Dans certains cas, cette décision représentait une tentative de contourner la loi du pays obligeant les femmes à se couvrir les cheveux.

Crédit photo, Keystone-France
Auto confiscation
Il y a une opinion qui considère que l'abandon de la coiffure par une femme annonce sa révolution contre son image d'objet de désir permanent de l'homme.
Elle abandonne ses longues touffes qui sont vues comme un facteur primordial de séduction, confisque une forme habituellement monopolisée par les hommes à tête nue, qui est parfois considérée comme un signe de virilité.
Elle franchit la ligne rouge qui représente les cheveux comme marqueur de différence entre la masculinité et la féminité.

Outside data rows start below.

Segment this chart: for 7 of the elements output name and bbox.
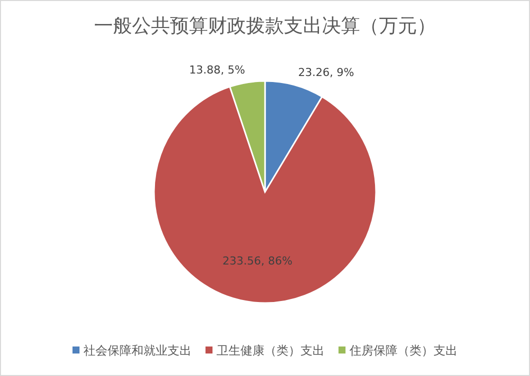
legend-label: 社会保障和就业支出 <box>84 344 192 358</box>
data-label: 233.56, 86% <box>222 254 292 268</box>
chart-title: 一般公共预算财政拨款支出决算（万元） <box>94 15 436 37</box>
data-label: 23.26, 9% <box>298 66 354 80</box>
legend-label: 住房保障（类）支出 <box>348 344 458 358</box>
data-label: 13.88, 5% <box>189 63 246 76</box>
legend-label: 卫生健康（类）支出 <box>216 344 324 358</box>
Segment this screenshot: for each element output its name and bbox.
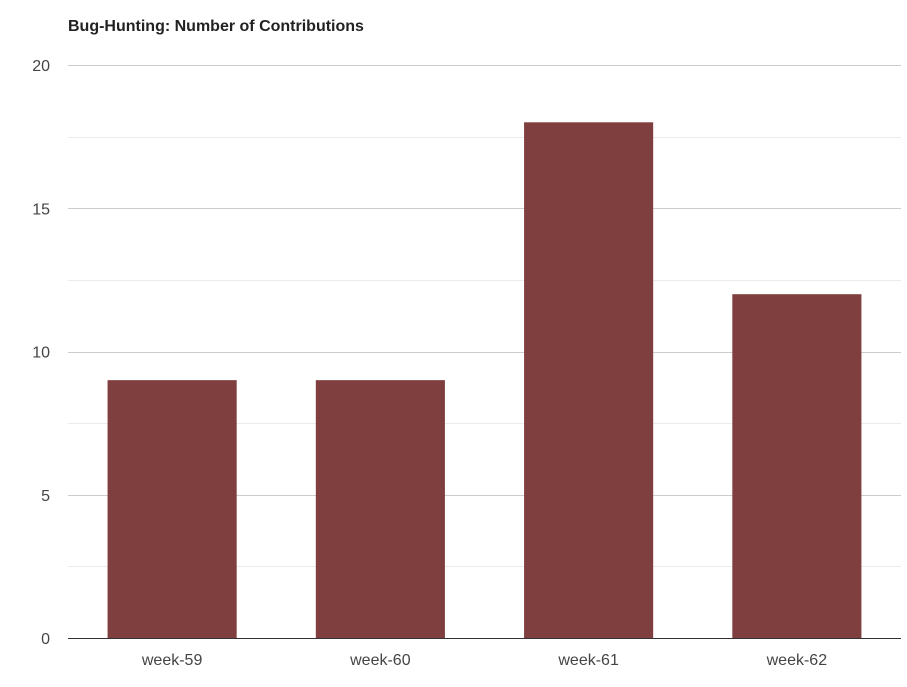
y-tick-label: 15 — [32, 201, 50, 218]
y-tick-label: 10 — [32, 345, 50, 362]
x-tick-label: week-62 — [766, 652, 828, 669]
bar-week-59 — [107, 380, 237, 638]
bar-week-62 — [732, 294, 862, 638]
x-tick-label: week-60 — [349, 652, 411, 669]
y-tick-labels: 0 5 10 15 20 — [32, 58, 50, 648]
x-tick-label: week-61 — [557, 652, 619, 669]
bars — [107, 122, 862, 639]
x-tick-label: week-59 — [141, 652, 203, 669]
x-tick-labels: week-59 week-60 week-61 week-62 — [141, 652, 827, 669]
bar-week-61 — [524, 122, 654, 639]
chart-title: Bug-Hunting: Number of Contributions — [68, 18, 364, 35]
y-tick-label: 20 — [32, 58, 50, 75]
y-tick-label: 5 — [41, 488, 50, 505]
bar-week-60 — [315, 380, 445, 638]
y-tick-label: 0 — [41, 631, 50, 648]
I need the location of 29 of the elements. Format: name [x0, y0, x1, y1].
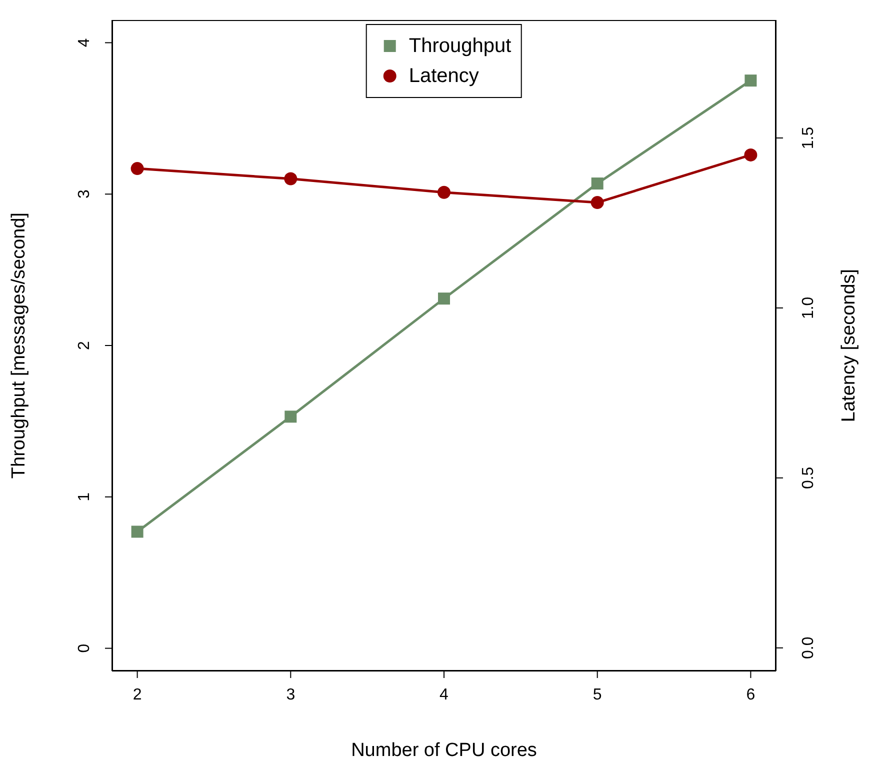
y-tick-label: 4	[76, 38, 93, 48]
point	[131, 526, 144, 538]
point	[130, 162, 144, 176]
point	[591, 178, 604, 190]
y2-tick-label: 1.0	[800, 296, 817, 320]
x-axis-title: Number of CPU cores	[351, 740, 537, 761]
x-tick-label: 4	[440, 686, 449, 704]
point	[438, 292, 450, 305]
point	[744, 148, 758, 162]
point	[438, 186, 450, 199]
point	[284, 172, 298, 186]
x-tick-label: 6	[746, 686, 756, 704]
y-tick-label: 1	[76, 492, 93, 502]
x-tick-label: 3	[286, 686, 296, 704]
y-tick-label: 3	[76, 190, 93, 199]
y-tick-label: 0	[76, 644, 93, 653]
point	[284, 410, 297, 423]
x-tick-label: 5	[592, 686, 602, 704]
y2-tick-label: 0.0	[800, 636, 817, 660]
y2-axis-title: Latency [seconds]	[838, 268, 860, 422]
legend-label: Throughput	[408, 34, 512, 59]
legend-label: Latency	[408, 64, 479, 89]
y-axis-title: Throughput [messages/second]	[8, 212, 30, 479]
y2-tick-label: 1.5	[800, 126, 817, 150]
point	[590, 196, 604, 210]
point	[744, 74, 757, 87]
y-tick-label: 2	[76, 340, 93, 350]
y2-tick-label: 0.5	[800, 466, 817, 490]
x-tick-label: 2	[132, 686, 142, 704]
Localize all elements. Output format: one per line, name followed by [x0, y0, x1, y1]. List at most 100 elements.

Elle renverse les rôles de genre, se déclarant un "sujet" après avoir été un "objet".
Cette classification de l'homme et de la femme, en tant que sujet et sujet, remonte principalement au livre "Le deuxième sexe" de la philosophe française Simone de Beauvoir. L'idée de base présentée par le livre est qu'historiquement, les femmes ont toujours été considérées comme "l'objet", elles sont donc soumises à la vision d'objectivation des hommes.
Ainsi, le choix de la femme de faire ce qui était auparavant une honte, contournant le symbolisme que les religions et les mythes portaient sur les cheveux des femmes et son refus volontaire de façonner son image pour un homme sont autant de raisons suffisantes pour comprendre le choc et la confusion répétés dans nos sociétés.